Real-time consolidated data, combined with accessible, identifiable insights, allows companies to pinpoint cost-cutting opportunities related to specific vendors, suppliers, internal departments and travel bookings.  

3. Manual processes do not contribute to policy compliance

Spreadsheets and most custom expense systems put the onus on those who work in finance, HR and travel to enforce policy compliance. Because there’s not a system in place to prevent users from performing out-of-compliance activities (or an automatic process that triggers when exceptions are requested), almost all policy enforcement is done on a reactive basis, after it’s too late.

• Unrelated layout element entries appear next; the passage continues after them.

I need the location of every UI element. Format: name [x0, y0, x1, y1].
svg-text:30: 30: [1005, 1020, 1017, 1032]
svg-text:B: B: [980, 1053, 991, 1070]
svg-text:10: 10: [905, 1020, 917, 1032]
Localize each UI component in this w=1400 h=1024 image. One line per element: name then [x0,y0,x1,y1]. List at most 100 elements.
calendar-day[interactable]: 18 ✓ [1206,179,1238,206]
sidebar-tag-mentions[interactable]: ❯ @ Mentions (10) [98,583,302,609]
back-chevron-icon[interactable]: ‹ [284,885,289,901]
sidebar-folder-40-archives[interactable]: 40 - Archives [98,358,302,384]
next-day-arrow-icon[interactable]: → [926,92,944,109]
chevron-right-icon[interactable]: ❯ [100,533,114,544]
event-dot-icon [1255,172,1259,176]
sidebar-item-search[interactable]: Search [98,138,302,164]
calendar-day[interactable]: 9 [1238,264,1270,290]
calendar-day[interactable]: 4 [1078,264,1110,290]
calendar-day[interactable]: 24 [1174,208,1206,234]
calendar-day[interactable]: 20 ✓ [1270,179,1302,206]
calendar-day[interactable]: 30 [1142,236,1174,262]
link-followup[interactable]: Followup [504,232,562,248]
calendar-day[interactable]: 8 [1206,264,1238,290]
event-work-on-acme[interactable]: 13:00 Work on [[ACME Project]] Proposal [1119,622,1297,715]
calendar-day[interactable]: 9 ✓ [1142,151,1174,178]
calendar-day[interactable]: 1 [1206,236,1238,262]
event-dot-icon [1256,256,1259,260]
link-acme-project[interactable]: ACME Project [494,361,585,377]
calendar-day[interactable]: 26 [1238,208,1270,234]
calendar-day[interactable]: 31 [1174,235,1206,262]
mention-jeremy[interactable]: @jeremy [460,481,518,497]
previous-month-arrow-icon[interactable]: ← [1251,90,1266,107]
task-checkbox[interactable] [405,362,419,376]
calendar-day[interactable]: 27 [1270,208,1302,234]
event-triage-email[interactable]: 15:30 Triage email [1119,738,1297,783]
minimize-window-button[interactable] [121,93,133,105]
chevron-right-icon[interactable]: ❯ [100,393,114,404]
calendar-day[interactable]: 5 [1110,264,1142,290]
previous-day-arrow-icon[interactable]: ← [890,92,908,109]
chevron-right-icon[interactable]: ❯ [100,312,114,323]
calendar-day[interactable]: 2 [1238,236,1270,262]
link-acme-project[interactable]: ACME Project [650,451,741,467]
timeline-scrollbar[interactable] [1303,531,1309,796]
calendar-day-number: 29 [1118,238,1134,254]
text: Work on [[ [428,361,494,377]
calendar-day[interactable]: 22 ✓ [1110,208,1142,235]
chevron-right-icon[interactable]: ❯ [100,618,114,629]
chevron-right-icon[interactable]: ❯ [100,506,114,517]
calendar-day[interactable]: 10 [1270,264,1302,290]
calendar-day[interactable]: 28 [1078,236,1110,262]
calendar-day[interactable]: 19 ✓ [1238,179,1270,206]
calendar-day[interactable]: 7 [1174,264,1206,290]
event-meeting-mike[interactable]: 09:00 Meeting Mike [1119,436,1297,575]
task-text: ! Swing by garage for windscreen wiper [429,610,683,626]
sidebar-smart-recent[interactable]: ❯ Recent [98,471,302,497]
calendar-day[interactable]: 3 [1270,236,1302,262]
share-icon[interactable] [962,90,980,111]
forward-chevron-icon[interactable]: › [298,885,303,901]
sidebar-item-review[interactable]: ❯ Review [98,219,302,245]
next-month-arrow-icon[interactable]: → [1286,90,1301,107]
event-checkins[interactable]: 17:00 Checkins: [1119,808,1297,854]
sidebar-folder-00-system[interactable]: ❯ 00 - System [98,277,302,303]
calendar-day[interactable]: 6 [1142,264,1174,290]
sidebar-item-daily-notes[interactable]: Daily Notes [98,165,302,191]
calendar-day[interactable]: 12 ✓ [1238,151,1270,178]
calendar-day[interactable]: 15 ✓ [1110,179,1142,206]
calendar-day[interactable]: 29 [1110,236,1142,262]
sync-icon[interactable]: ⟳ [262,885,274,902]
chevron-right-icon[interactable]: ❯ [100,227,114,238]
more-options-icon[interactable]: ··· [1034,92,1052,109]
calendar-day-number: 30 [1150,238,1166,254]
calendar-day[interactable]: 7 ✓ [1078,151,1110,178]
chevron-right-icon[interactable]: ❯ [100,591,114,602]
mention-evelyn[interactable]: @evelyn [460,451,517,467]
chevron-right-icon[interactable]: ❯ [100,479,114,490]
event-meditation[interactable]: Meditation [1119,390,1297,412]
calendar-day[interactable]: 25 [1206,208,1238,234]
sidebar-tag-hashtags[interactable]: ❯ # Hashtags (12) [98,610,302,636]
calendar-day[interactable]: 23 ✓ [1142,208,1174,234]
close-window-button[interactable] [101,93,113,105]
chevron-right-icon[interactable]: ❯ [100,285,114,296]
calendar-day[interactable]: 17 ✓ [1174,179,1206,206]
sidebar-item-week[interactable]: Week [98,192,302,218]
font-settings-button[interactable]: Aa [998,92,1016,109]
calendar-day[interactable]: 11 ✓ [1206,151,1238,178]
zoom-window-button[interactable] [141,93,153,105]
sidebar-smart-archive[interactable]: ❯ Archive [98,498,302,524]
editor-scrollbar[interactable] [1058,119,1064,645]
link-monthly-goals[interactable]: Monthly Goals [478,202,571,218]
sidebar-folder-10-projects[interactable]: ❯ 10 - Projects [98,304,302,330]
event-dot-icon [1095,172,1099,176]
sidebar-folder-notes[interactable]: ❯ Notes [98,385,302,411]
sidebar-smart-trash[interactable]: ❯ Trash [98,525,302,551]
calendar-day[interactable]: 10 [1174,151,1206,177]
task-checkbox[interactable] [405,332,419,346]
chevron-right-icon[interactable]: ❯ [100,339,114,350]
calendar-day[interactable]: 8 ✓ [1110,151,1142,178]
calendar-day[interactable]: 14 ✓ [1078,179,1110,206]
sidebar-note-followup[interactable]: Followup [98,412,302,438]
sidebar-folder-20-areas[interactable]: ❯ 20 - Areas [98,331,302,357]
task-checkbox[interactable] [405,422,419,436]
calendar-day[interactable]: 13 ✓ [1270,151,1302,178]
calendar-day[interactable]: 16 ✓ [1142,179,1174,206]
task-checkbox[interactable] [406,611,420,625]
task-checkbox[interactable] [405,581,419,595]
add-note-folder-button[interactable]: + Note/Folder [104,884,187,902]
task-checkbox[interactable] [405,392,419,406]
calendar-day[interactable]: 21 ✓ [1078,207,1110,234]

An expense management system that enforces policy via automation not only prevents out-of-policy spend, but it also:  


  • Frees up time and increases satisfaction for those who police spend
  • Quickly identifies out-of-program spend that was not budgeted
  • Identifies preferred vendor opportunities that can cut costs through negotiated pricing. These preferred vendors can be set as the default vendor in the system
  • For companies that travel internationally, tax and visa issues are made known upfront. Traveling employees can be tracked and assisted from a single dashboard
  • Most companies don’t know if their T&E spend is fitting for their industry or company size. Benchmarking insights helps companies understand the competitive effectiveness of their spend.

Manual processes are not conducive to mobile efficiency. With cloud-based solutions, the entire company has access to the expense management system at all times. Alerts, workflow efficiencies and real-time insights keep T&E spend management running smoothly with up-to-date data.